# Fast forward too fast, rewind goes forwards?



## osd1000 (May 3, 2011)

Hurrah, I have my new TiVo, and it seems to work. Except that when trying to watch (OK, listen to) the one programme it's recorded so far ("The Archers") the fast forward button is ludicrously sensitive and jumps several minutes at a time. Stranger still, the rewind button fast forwards too.

Wibble?

(S)


----------



## OzSat (Feb 15, 2001)

osd1000 said:


> Hurrah, I have my new TiVo, and it seems to work. Except that when trying to watch (OK, listen to) the one programme it's recorded so far ("The Archers") the fast forward button is ludicrously sensitive and jumps several minutes at a time. Stranger still, the rewind button fast forwards too.
> 
> Wibble?
> 
> (S)


It's well reported that trickplay doesn't work too well on radio stuff.

There is a sticky thread with many of the known issues.


----------



## jethrouk (May 7, 2011)

are you sure you are using 'FF' button and not 'ff skip' (you described jumping)

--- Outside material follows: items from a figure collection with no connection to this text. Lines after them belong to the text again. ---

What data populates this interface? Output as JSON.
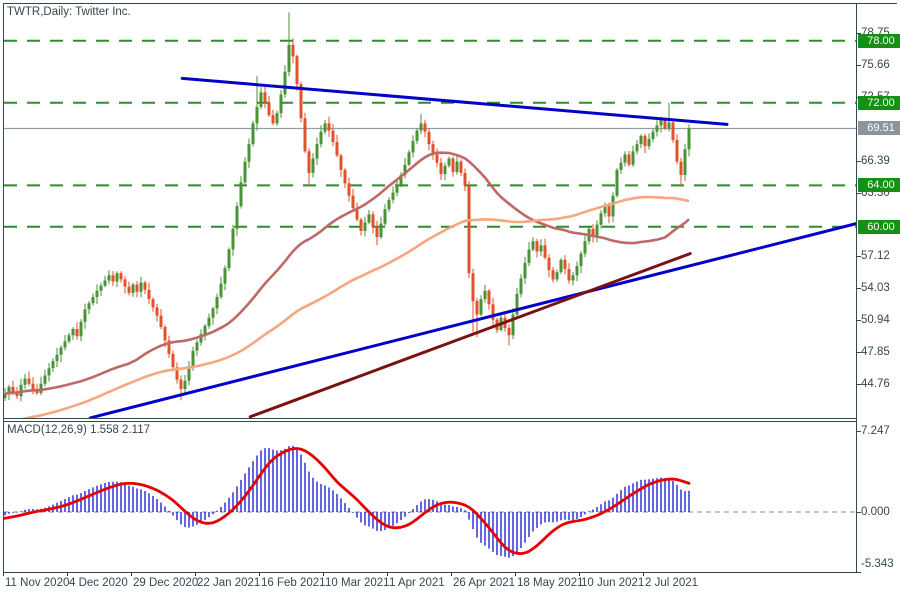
{
  "window": {
    "title": "TWTR,Daily: Twitter Inc."
  },
  "macd_panel": {
    "label": "MACD(12,26,9) 1.558 2.117"
  },
  "colors": {
    "frame": "#33494e",
    "text": "#33494e",
    "candle_up": "#4a9138",
    "candle_down": "#e2512c",
    "level_line": "#2e8b2e",
    "level_badge_bg": "#149114",
    "price_badge_bg": "#8b959b",
    "current_price_line": "#90a0a8",
    "sma50": "#bf6868",
    "sma100": "#f7a77f",
    "trend_blue": "#0202c8",
    "trend_maroon": "#7a1212",
    "macd_bar": "#0000c8",
    "macd_signal": "#e60000",
    "macd_zero": "#9aa4ac"
  },
  "price_axis": {
    "tick_labels": [
      "78.75",
      "75.66",
      "72.57",
      "66.39",
      "63.30",
      "57.12",
      "54.03",
      "50.94",
      "47.85",
      "44.76"
    ],
    "tick_values": [
      78.75,
      75.66,
      72.57,
      66.39,
      63.3,
      57.12,
      54.03,
      50.94,
      47.85,
      44.76
    ],
    "badges": [
      {
        "text": "78.00",
        "value": 78.0,
        "kind": "level"
      },
      {
        "text": "72.00",
        "value": 72.0,
        "kind": "level"
      },
      {
        "text": "69.51",
        "value": 69.51,
        "kind": "current"
      },
      {
        "text": "64.00",
        "value": 64.0,
        "kind": "level"
      },
      {
        "text": "60.00",
        "value": 60.0,
        "kind": "level"
      }
    ]
  },
  "macd_axis": {
    "ticks": [
      {
        "text": "7.247",
        "value": 7.247
      },
      {
        "text": "0.000",
        "value": 0.0
      },
      {
        "text": "-5.343",
        "value": -5.343
      }
    ]
  },
  "time_axis": {
    "labels": [
      "11 Nov 2020",
      "4 Dec 2020",
      "29 Dec 2020",
      "22 Jan 2021",
      "16 Feb 2021",
      "10 Mar 2021",
      "1 Apr 2021",
      "26 Apr 2021",
      "18 May 2021",
      "10 Jun 2021",
      "2 Jul 2021"
    ]
  },
  "chart_data": {
    "type": "candlestick+macd",
    "symbol": "TWTR",
    "timeframe": "Daily",
    "company": "Twitter Inc.",
    "price_range_visible": [
      41.4,
      81.6
    ],
    "closes": [
      43.8,
      44.5,
      44.0,
      43.6,
      44.7,
      45.3,
      44.8,
      44.2,
      43.9,
      44.8,
      45.6,
      46.3,
      47.0,
      47.6,
      48.3,
      48.9,
      49.5,
      50.1,
      49.4,
      50.8,
      52.0,
      52.6,
      53.2,
      53.8,
      54.3,
      54.8,
      55.3,
      54.7,
      55.5,
      54.9,
      54.2,
      53.6,
      54.4,
      53.7,
      54.6,
      53.9,
      53.0,
      52.2,
      51.4,
      50.3,
      49.0,
      47.7,
      46.4,
      45.2,
      44.3,
      45.1,
      46.5,
      48.0,
      48.8,
      49.6,
      50.4,
      51.2,
      52.1,
      53.2,
      54.5,
      56.0,
      57.8,
      59.8,
      62.0,
      64.3,
      66.3,
      68.0,
      70.0,
      71.6,
      73.0,
      72.0,
      70.8,
      70.0,
      71.0,
      72.8,
      75.0,
      77.6,
      76.5,
      73.8,
      70.5,
      67.3,
      65.2,
      66.6,
      68.0,
      69.2,
      70.0,
      69.3,
      68.2,
      66.9,
      65.5,
      64.2,
      63.0,
      61.8,
      60.7,
      59.6,
      60.4,
      61.2,
      60.0,
      59.0,
      60.3,
      61.7,
      62.6,
      63.3,
      64.1,
      65.0,
      66.0,
      67.2,
      68.3,
      69.3,
      70.0,
      69.2,
      68.0,
      67.0,
      66.2,
      65.1,
      65.9,
      66.6,
      65.3,
      66.3,
      65.2,
      64.0,
      55.5,
      52.8,
      51.5,
      53.0,
      53.8,
      52.5,
      51.0,
      50.0,
      51.2,
      50.2,
      49.5,
      51.5,
      53.5,
      55.0,
      56.5,
      57.8,
      58.6,
      57.6,
      58.2,
      57.0,
      55.8,
      54.9,
      55.6,
      56.8,
      55.9,
      54.8,
      55.3,
      56.2,
      57.4,
      58.6,
      59.8,
      59.0,
      60.2,
      61.3,
      62.0,
      61.0,
      63.0,
      65.5,
      66.2,
      67.0,
      66.0,
      67.3,
      68.0,
      68.8,
      67.8,
      68.5,
      69.2,
      69.8,
      70.3,
      69.5,
      70.1,
      68.4,
      66.3,
      65.0,
      67.5,
      69.51
    ],
    "wick_overrides": {
      "44": {
        "low": 43.2
      },
      "63": {
        "high": 74.6
      },
      "71": {
        "high": 80.75
      },
      "76": {
        "low": 63.9
      },
      "93": {
        "low": 58.2
      },
      "104": {
        "high": 70.9
      },
      "117": {
        "low": 49.8
      },
      "118": {
        "low": 49.3
      },
      "126": {
        "low": 48.5
      },
      "166": {
        "high": 72.0
      },
      "169": {
        "low": 64.0
      }
    },
    "horizontal_levels": [
      78.0,
      72.0,
      64.0,
      60.0
    ],
    "current_price": 69.51,
    "trendlines": [
      {
        "name": "descending-resistance",
        "color": "trend_blue",
        "i1": 44.3,
        "p1": 74.35,
        "i2": 180.5,
        "p2": 69.9
      },
      {
        "name": "ascending-support-long",
        "color": "trend_blue",
        "i1": 21.3,
        "p1": 41.5,
        "i2": 212.8,
        "p2": 60.3
      },
      {
        "name": "ascending-support-short",
        "color": "trend_maroon",
        "i1": 61.3,
        "p1": 41.6,
        "i2": 171.3,
        "p2": 57.4
      }
    ],
    "moving_averages": [
      {
        "period": 50,
        "color_key": "sma50"
      },
      {
        "period": 100,
        "color_key": "sma100"
      }
    ],
    "macd": {
      "fast": 12,
      "slow": 26,
      "signal": 9,
      "last_main": 1.558,
      "last_signal": 2.117,
      "axis_max": 7.247,
      "axis_min": -5.343
    }
  }
}
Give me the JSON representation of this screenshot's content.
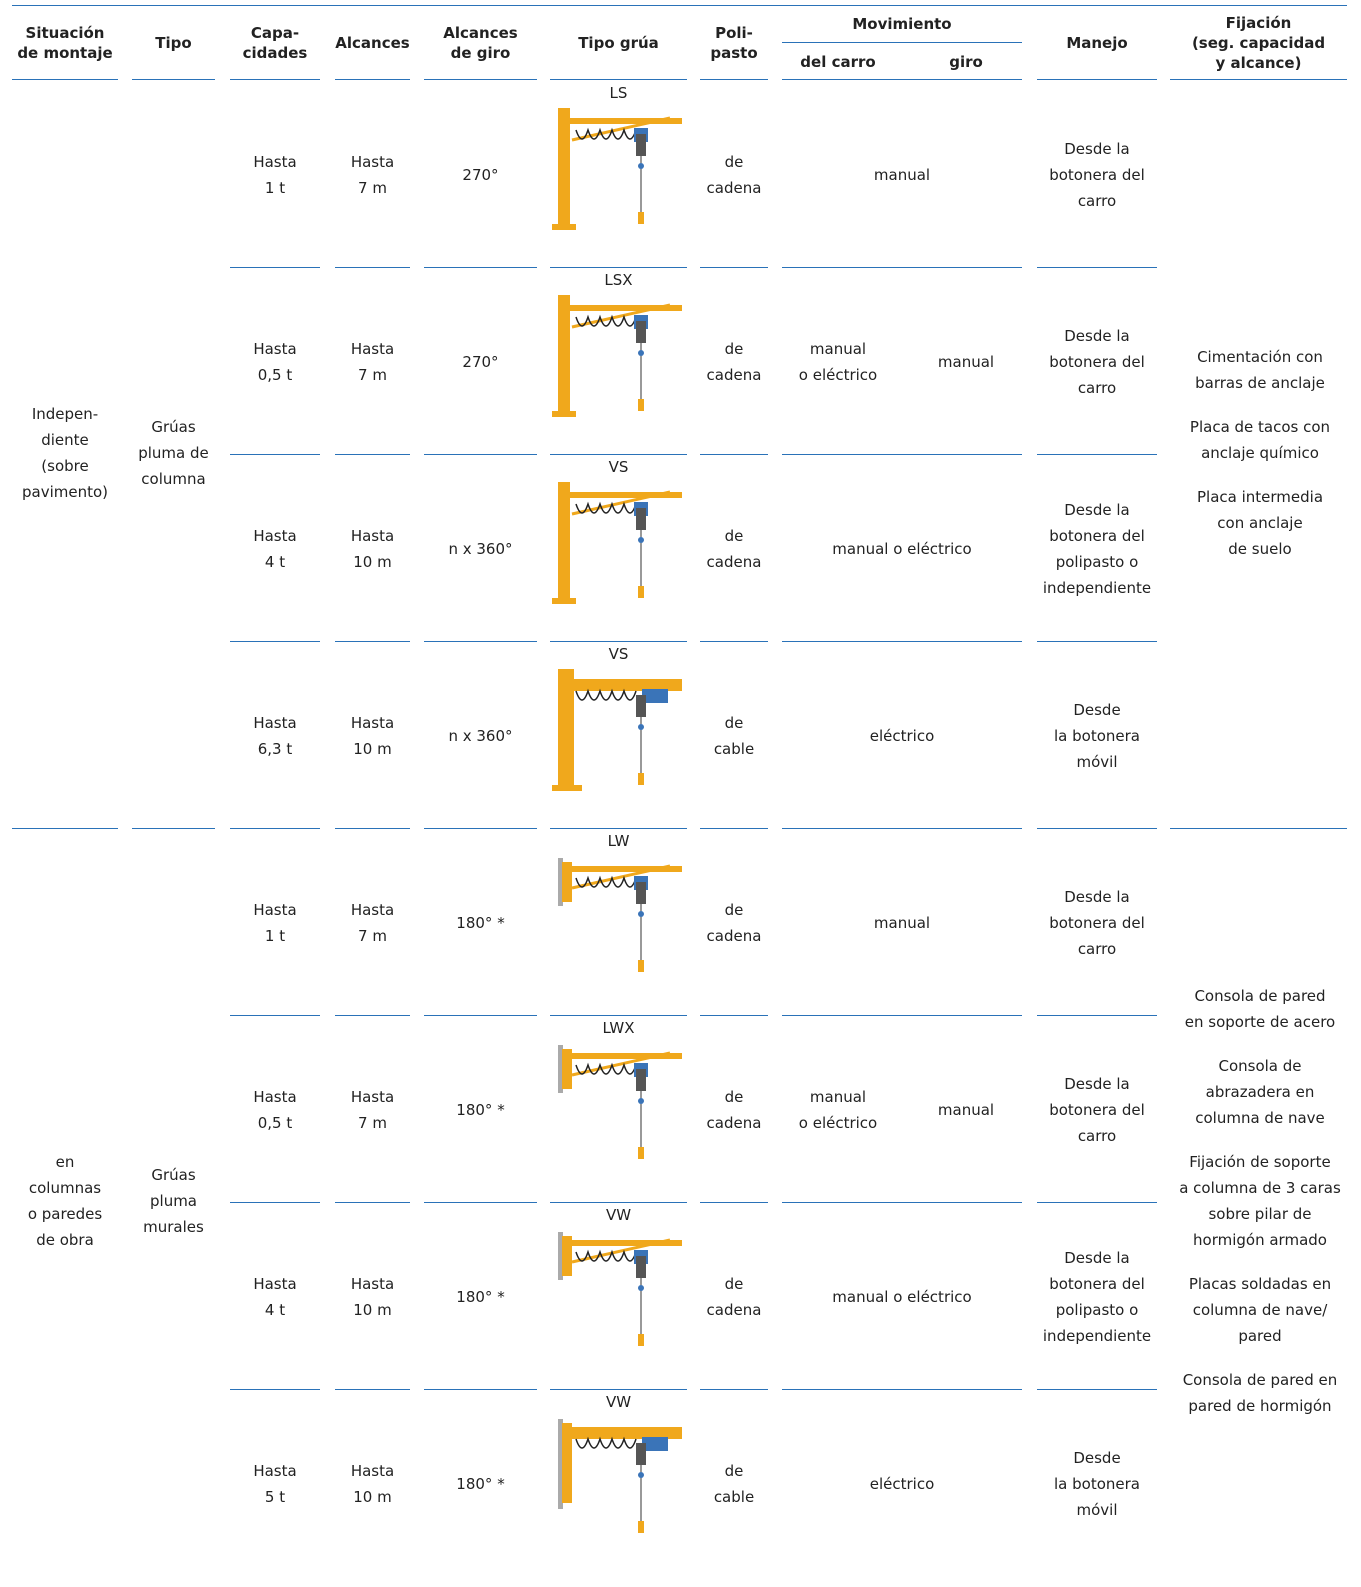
{
  "header": {
    "situacion": "Situación\nde montaje",
    "tipo": "Tipo",
    "capacidades": "Capa-\ncidades",
    "alcances": "Alcances",
    "alcances_giro": "Alcances\nde giro",
    "tipo_grua": "Tipo grúa",
    "polipasto": "Poli-\npasto",
    "movimiento": "Movimiento",
    "del_carro": "del carro",
    "giro": "giro",
    "manejo": "Manejo",
    "fijacion": "Fijación\n(seg. capacidad\ny alcance)"
  },
  "groups": [
    {
      "situacion": "Indepen-\ndiente\n(sobre\npavimento)",
      "tipo": "Grúas\npluma de\ncolumna",
      "fijacion": [
        "Cimentación con\nbarras de anclaje",
        "Placa de tacos con\nanclaje químico",
        "Placa intermedia\ncon anclaje\nde suelo"
      ],
      "rows": [
        {
          "grua": "LS",
          "capacidad": "Hasta\n1 t",
          "alcance": "Hasta\n7 m",
          "giro": "270°",
          "polipasto": "de\ncadena",
          "movimiento": "manual",
          "manejo": "Desde la\nbotonera del\ncarro"
        },
        {
          "grua": "LSX",
          "capacidad": "Hasta\n0,5 t",
          "alcance": "Hasta\n7 m",
          "giro": "270°",
          "polipasto": "de\ncadena",
          "movimiento": {
            "del_carro": "manual\no eléctrico",
            "giro": "manual"
          },
          "manejo": "Desde la\nbotonera del\ncarro"
        },
        {
          "grua": "VS",
          "capacidad": "Hasta\n4 t",
          "alcance": "Hasta\n10 m",
          "giro": "n x 360°",
          "polipasto": "de\ncadena",
          "movimiento": "manual o eléctrico",
          "manejo": "Desde la\nbotonera del\npolipasto o\nindependiente"
        },
        {
          "grua": "VS",
          "capacidad": "Hasta\n6,3 t",
          "alcance": "Hasta\n10 m",
          "giro": "n x 360°",
          "polipasto": "de\ncable",
          "movimiento": "eléctrico",
          "manejo": "Desde\nla botonera\nmóvil"
        }
      ]
    },
    {
      "situacion": "en\ncolumnas\no paredes\nde obra",
      "tipo": "Grúas\npluma\nmurales",
      "fijacion": [
        "Consola de pared\nen soporte de acero",
        "Consola de\nabrazadera en\ncolumna de nave",
        "Fijación de soporte\na columna de 3 caras\nsobre pilar de\nhormigón armado",
        "Placas soldadas en\ncolumna de nave/\npared",
        "Consola de pared en\npared de hormigón"
      ],
      "rows": [
        {
          "grua": "LW",
          "capacidad": "Hasta\n1 t",
          "alcance": "Hasta\n7 m",
          "giro": "180° *",
          "polipasto": "de\ncadena",
          "movimiento": "manual",
          "manejo": "Desde la\nbotonera del\ncarro"
        },
        {
          "grua": "LWX",
          "capacidad": "Hasta\n0,5 t",
          "alcance": "Hasta\n7 m",
          "giro": "180° *",
          "polipasto": "de\ncadena",
          "movimiento": {
            "del_carro": "manual\no eléctrico",
            "giro": "manual"
          },
          "manejo": "Desde la\nbotonera del\ncarro"
        },
        {
          "grua": "VW",
          "capacidad": "Hasta\n4 t",
          "alcance": "Hasta\n10 m",
          "giro": "180° *",
          "polipasto": "de\ncadena",
          "movimiento": "manual o eléctrico",
          "manejo": "Desde la\nbotonera del\npolipasto o\nindependiente"
        },
        {
          "grua": "VW",
          "capacidad": "Hasta\n5 t",
          "alcance": "Hasta\n10 m",
          "giro": "180° *",
          "polipasto": "de\ncable",
          "movimiento": "eléctrico",
          "manejo": "Desde\nla botonera\nmóvil"
        }
      ]
    }
  ]
}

If you are FFwarding hell for leather and press Rew it just slooooooooooooows down (keeps going forward) - i actually find this more intuitive and wanted it on V+

Also if you are FFwarding and just press play it automatically skips back a few seconds and plays from there which is brilliant and means you dont need the reactions of a fly


----------



## osd1000 (May 3, 2011)

Yes, definitely using the ff button.

The TiVo has now recorded some TV, and that behaves as I expect (more or less as the S1 TiVo behaved) so it's just a weird radio-specific bug. It's annoying with "The Archers" since I invariably want to fast forward past the news and "Front Row" trailer, but I can go and make tea or something rather than use fast forward.

(S)


----------



## Major dude (Oct 28, 2002)

osd1000 said:


> Yes, definitely using the ff button.
> 
> The TiVo has now recorded some TV, and that behaves as I expect (more or less as the S1 TiVo behaved) so it's just a weird radio-specific bug. It's annoying with "The Archers" since I invariably want to fast forward past the news and "Front Row" trailer, but I can go and make tea or something rather than use fast forward.
> 
> (S)


Yes I have had the same problem with radio recordings, it just does not navigate properly. TV recordings navigate as you would expect.


----------



## tdenson (Oct 3, 2002)

osd1000 said:


> Yes, definitely using the ff button.
> 
> The TiVo has now recorded some TV, and that behaves as I expect (more or less as the S1 TiVo behaved) so it's just a weird radio-specific bug. It's annoying with "The Archers" since I invariably want to fast forward past the news and "Front Row" trailer, but I can go and make tea or something rather than use fast forward.
> 
> (S)


However the 30 second skip works


----------